By Whim • February 25, 2022

Transportation played its part in the recent COP26 meeting in Glasgow, especially in the talk on socioeconomic changes that rely on the choices individual consumers make. Private cars are responsible for about 40% of the overall transport emissions1 and still one of the biggest household expenses. Electric and hybrid cars are being lobbied constantly, but the question we should be asking is how do we reduce the amount of private cars on the roads already and can eventually give them up altogether? MaaS Global and Whim are dedicated to offering a better alternative to a privately owned car and providing our customers with more sustainable options.

A commodity or a necessity?

The first and most important thing when thinking about going car-free is to ask yourself if your life at the moment can truly accommodate everyday travel without a car. Many of us living far from where we work or study without public transport, having kids to take to hobbies or relatives to visit on a regular basis feel we need a car, but car-free does not have to start with an extreme. Going car-lite or avoiding adding a second car to your household can have great ecological, societal and economical benefits.

Personal benefits

Decreasing the use of your own private car can have an effect on global problems such as carbon emissions, but it also has personal benefits. Switching your car to a bike adds to your daily exercise, and in the long run increased use of public or shared transport or micromobility options will decrease the amount of noise and air pollution as well as congestion created by private cars on the roads.

Better planning

If more and more people choose car-free life, this will show in how cities are designed and built. At the moment, the curbsides dedicated to parking take up valuable space that could better fit pedestrians and cyclists, become green areas or dedicated drop-off spots for car shares and ridehails2. And in fact, public transport helps reduce road congestion which improves the usability of roads for all modes of mobility3. So, better planning can start with individual consumers, but in the end it requires the help of everyone involved.

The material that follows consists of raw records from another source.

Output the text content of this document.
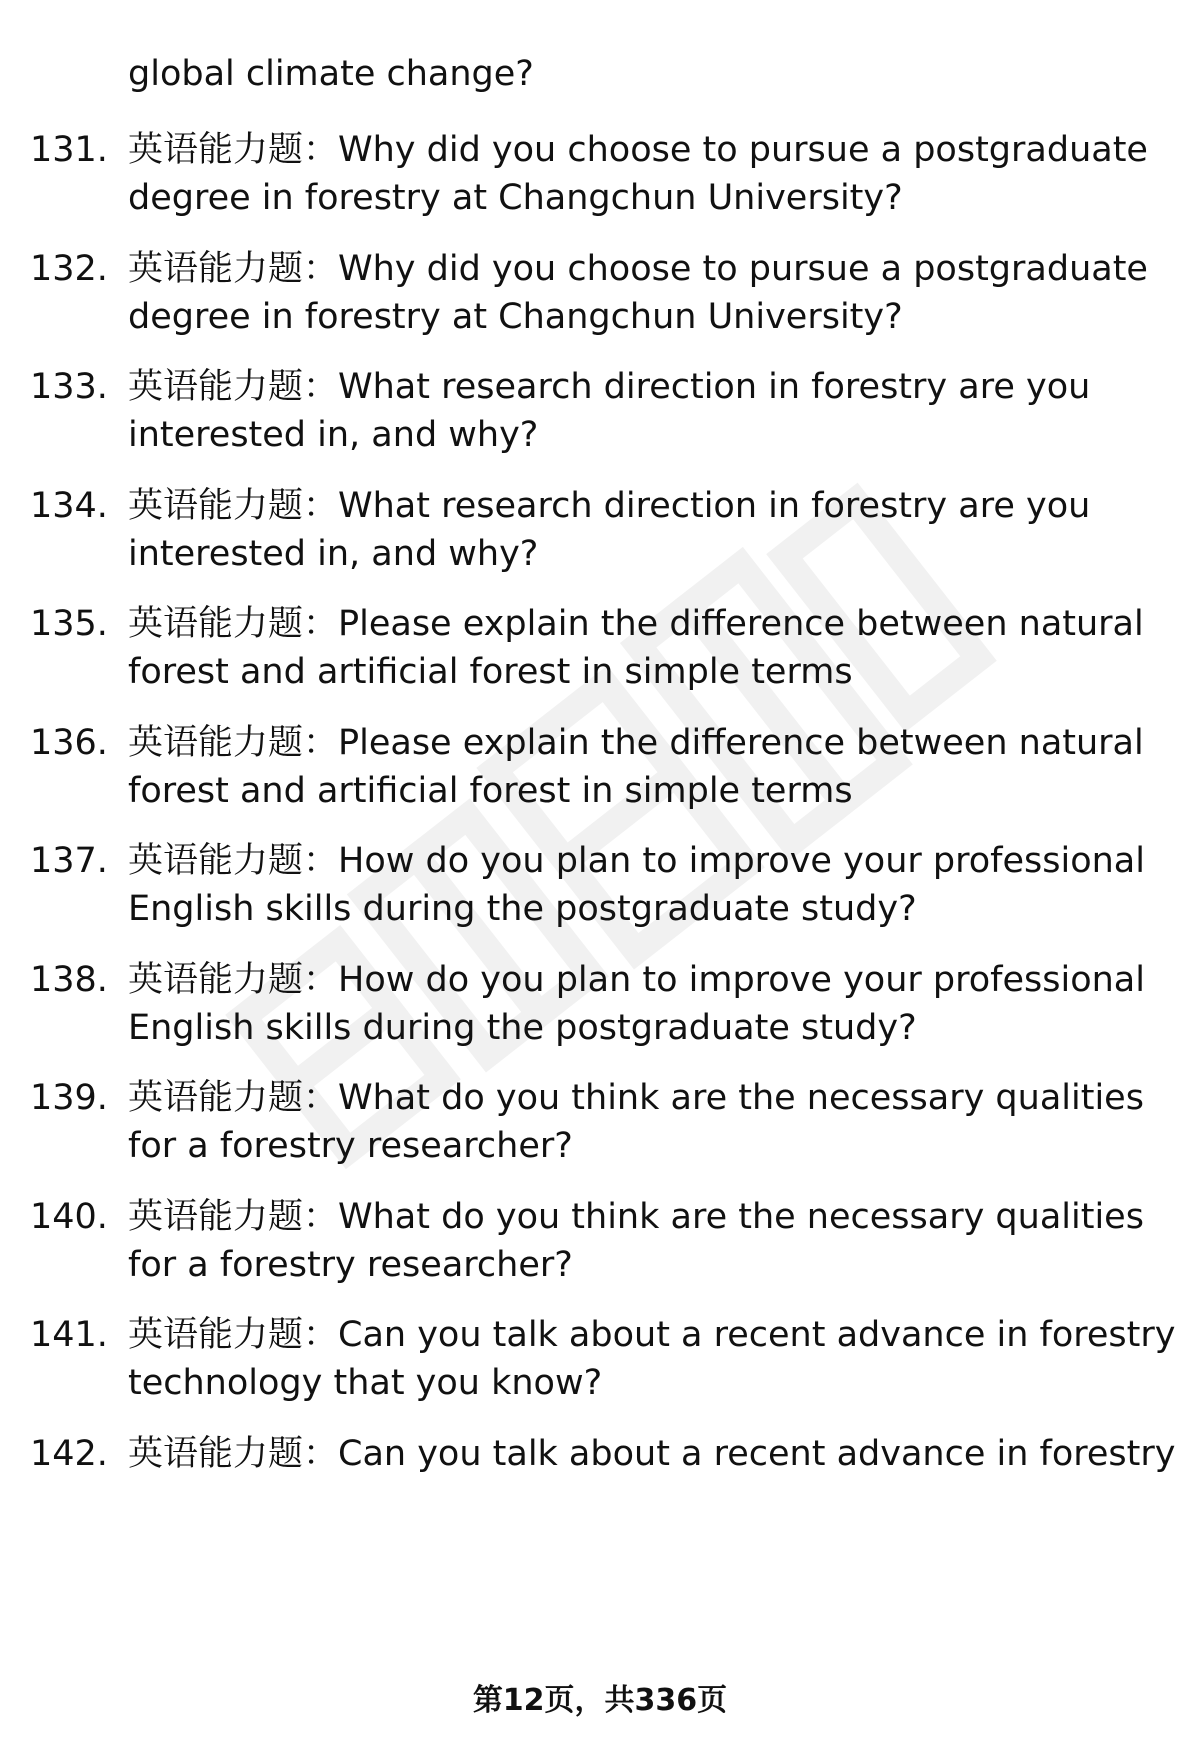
global climate change?
131. 英语能力题：Why did you choose to pursue a postgraduate
degree in forestry at Changchun University?
132. 英语能力题：Why did you choose to pursue a postgraduate
degree in forestry at Changchun University?
133. 英语能力题：What research direction in forestry are you
interested in, and why?
134. 英语能力题：What research direction in forestry are you
interested in, and why?
135. 英语能力题：Please explain the difference between natural
forest and artificial forest in simple terms
136. 英语能力题：Please explain the difference between natural
forest and artificial forest in simple terms
137. 英语能力题：How do you plan to improve your professional
English skills during the postgraduate study?
138. 英语能力题：How do you plan to improve your professional
English skills during the postgraduate study?
139. 英语能力题：What do you think are the necessary qualities
for a forestry researcher?
140. 英语能力题：What do you think are the necessary qualities
for a forestry researcher?
141. 英语能力题：Can you talk about a recent advance in forestry
technology that you know?
142. 英语能力题：Can you talk about a recent advance in forestry
第12页，共336页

We often underestimate how much we spend on our cars. Finding a good parking spot can be expensive and time-consuming, maintenance brings its own expenses, and for many the combined price of purchasing, using and maintaining a car is one of the biggest reasons for not owning one4. If you do not need to use a car regularly, you can try renting one or use a taxi. The money saved this way or by using monthly public transport packages can allow you to occasionally rent the car of your dreams, and you do not have to spend time or expense maintaining the vehicle yourself.